On February 28, this Blog recognized the Birthday of Dr. Charles Stover, beginning his post with the the sentence, “He just may have been the greatest and most influential medical doctor to ever practice in our Rug City.” We were forced to use the phrase “May have been,” because today’s Birthday Celebrant Dr. William H. Robb battled him for that distinction back before the turn of the Twentieth Century and the two legendary physicians in fact were partners for a four year period. Based on the historical information we’ve read, Doctor’s Robb & Stover did as much for the practice of medicine in Amsterdam as Masters & Johnson did for the practice of sex in America.
French was the older of the two. He was born of the South Side of Amsterdam in the Town of Florida on July 1, 1843. His family moved to Saratoga for a time but returned to Amsterdam in time to see Robb graduate from Amsterdam Academy in 1862. With the Civil War raging, he taught school for a year and then began studying medicine under another Amsterdam Doctor named Jacob Snell. He then formally graduated from Albany Medical College in 1865 and went into his first partnership with Snell in 1866 and remained with him for the next 7 years, before striking out on his own. It was during this time when he took the young Stover under his wing as a student and and in 1880, the two went into partnership for the next four years.
In a tribute written by yet another Amsterdam physician named S. H. French, Robb was described as “the most prominent physician and surgeon that ever practiced in Amsterdam…his capacity for work was enormous…Naturally an optimist, he carried his breezy hopefulness into the sick-room and inspired courage and confidence in his ability wherever he went.”

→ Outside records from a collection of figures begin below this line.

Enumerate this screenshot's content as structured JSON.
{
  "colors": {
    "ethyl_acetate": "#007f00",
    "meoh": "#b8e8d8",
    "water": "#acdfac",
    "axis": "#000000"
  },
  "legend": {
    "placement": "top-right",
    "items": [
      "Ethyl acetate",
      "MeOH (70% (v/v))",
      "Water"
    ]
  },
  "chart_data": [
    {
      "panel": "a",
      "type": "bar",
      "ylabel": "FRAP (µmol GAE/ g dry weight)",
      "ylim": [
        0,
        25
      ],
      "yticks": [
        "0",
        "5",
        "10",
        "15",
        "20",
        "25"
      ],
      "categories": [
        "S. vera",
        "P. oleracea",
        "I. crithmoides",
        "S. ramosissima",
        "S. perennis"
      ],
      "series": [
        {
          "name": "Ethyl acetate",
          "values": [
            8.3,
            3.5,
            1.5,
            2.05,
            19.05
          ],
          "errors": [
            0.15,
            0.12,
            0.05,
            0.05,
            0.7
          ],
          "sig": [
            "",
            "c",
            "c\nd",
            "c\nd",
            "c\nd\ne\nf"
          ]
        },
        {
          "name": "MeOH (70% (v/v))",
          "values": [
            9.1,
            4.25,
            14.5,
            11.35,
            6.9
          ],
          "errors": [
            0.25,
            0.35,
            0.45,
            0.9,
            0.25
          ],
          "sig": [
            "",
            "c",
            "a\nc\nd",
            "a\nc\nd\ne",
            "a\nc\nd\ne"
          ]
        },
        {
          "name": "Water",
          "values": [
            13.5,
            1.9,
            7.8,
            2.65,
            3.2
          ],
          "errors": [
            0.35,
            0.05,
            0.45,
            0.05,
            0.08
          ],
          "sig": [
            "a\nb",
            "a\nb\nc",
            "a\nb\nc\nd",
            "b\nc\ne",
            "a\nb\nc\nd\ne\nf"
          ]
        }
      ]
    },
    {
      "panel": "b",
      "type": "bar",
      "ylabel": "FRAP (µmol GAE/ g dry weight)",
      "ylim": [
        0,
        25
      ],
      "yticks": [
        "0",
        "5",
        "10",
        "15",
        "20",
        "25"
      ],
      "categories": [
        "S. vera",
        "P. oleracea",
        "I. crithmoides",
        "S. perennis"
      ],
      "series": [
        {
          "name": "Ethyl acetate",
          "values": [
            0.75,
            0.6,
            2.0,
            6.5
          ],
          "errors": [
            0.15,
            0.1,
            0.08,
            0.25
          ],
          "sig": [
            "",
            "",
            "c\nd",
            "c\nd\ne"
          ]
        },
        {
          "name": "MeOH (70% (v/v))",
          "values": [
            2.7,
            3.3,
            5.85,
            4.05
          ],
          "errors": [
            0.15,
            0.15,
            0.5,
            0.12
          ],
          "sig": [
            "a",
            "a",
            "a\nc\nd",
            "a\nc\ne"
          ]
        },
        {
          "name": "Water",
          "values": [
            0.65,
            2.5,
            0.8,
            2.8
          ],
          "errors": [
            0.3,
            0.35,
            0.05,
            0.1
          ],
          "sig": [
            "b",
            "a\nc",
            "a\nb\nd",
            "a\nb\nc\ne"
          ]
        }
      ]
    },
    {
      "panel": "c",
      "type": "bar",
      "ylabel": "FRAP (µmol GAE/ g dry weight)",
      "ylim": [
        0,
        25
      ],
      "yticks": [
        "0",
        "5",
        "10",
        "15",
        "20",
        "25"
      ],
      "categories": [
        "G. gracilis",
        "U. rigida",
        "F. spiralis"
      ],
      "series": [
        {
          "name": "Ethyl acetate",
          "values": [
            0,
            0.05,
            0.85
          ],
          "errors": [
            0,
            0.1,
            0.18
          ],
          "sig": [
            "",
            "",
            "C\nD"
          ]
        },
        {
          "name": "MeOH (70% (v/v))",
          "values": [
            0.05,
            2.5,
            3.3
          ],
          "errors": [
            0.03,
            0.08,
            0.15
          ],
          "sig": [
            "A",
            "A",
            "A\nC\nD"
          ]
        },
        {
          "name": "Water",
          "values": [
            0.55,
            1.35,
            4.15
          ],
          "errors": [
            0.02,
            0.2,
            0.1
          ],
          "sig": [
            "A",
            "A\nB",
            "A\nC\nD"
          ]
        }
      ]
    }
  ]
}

Working with Stover, he led the efforts to lobby Amsterdam’s City government to construct both the public drinking water and sewer systems. He and Stover are credited as the driving forces behind Amsterdam’s first city hospital. He championed and then chaired Amsterdam’s first free public library.
Robb’s reputation extended beyond Amsterdam. He was one of the founders of the New York State Medical Association and one of its most active and respected members. In fact, it was while in New York City for an 1897 meeting of the state association that Robb was stricken with the illness that would eventually take his life. He was hospitalized there for several weeks before returning to Amsterdam. When he did not recover his strength, it was decided a warmer climate would be beneficial and Robb went to Selma, Alabama, where he died in January of 1898.